Results:In the intervention population, progressive increase in knowledge related to contraception, sexually transmitted diseases, and prevalence of sexual activity (χ2 (trend) P<0.001 for all three series); relative increase between intervention and control populations in knowledge, relative decrease in attitudes suggesting that sexual intercourse is of itself beneficial to teenagers and their relationships, relative decrease in sexual activity, and relative increase in approval of their “sex education” (relative risk >1.00 with 95% confidence limits not including 1.00 for all series and for comparisons with both control populations); odds ratio (control v programme) for sexual activity of 1.45, controlling for sociodemographic variables.
Conclusion:School sex education that includes specific targeted methods with the direct use of medical staff and peers can produce behavioural changes that lead to health benefit.
Sex education using an effective methodology can be associated with postponement of first intercourse
Doctors' participation in school sex education is welcomed
Students appreciate a broad based sex education programme which includes learning negotiating skills
Medical problems associated with young teenagers' sexual behaviour are a major health burden--nearly a third of women become pregnant before age 20, and there are around 40000 abortions among teenagers each year.1 Problems are not confined to pregnancy and include secondary infertility2 and development of cervical abnormalities in younger age groups.3
Young teenagers, despite increased sexual knowledge, are poor contraceptive users.4 5 Neither specific teaching about contraception nor improving the contraceptive service consistently increase effective contraceptive use by young teenagers.6 7 Teenagers having sexual intercourse before age 16 are more likely to take risks.8 They have more sexual partners during their lifetime and more partners per year and they start sexual activity earlier in new relationships than those who become sexually active after age 16, and they express more regret over their actions.9 10 These findings suggest that postponement of first intercourse would be likely to have medical and social benefit.

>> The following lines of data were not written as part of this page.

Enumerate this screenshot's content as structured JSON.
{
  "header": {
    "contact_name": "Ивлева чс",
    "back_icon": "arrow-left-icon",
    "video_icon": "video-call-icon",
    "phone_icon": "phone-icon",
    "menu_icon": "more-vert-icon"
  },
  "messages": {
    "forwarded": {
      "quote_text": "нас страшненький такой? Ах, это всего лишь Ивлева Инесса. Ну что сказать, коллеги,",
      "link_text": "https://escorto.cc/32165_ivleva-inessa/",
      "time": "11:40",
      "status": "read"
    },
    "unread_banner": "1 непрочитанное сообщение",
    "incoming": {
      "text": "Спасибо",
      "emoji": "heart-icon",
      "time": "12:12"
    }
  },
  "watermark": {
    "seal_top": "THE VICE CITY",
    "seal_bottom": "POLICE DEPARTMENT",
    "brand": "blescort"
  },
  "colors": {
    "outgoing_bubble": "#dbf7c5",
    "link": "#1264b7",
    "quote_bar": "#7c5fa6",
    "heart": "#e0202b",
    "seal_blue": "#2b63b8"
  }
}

Health interventions in schools in Britain have shown little success in changing behaviour even when they use methods that are successful in North America.11 The few American sex education programmes associated with sustained changes in sexual behaviour have used methodologies derived from social learning theory.12 13 17 The basic principles of education have been seen as conflicting with medical aims to change behaviour,14 and there is an incorrect belief that medical involvement in health education depends on authoritarian instruction,15 a principle that has been tried but seems ineffective.16
We report a controlled experimental implementation of a sex education programme evaluated in terms of knowledge gain, attitude and behaviour change, and acceptability. Doctors and teachers have worked closely together to develop and deliver the programme.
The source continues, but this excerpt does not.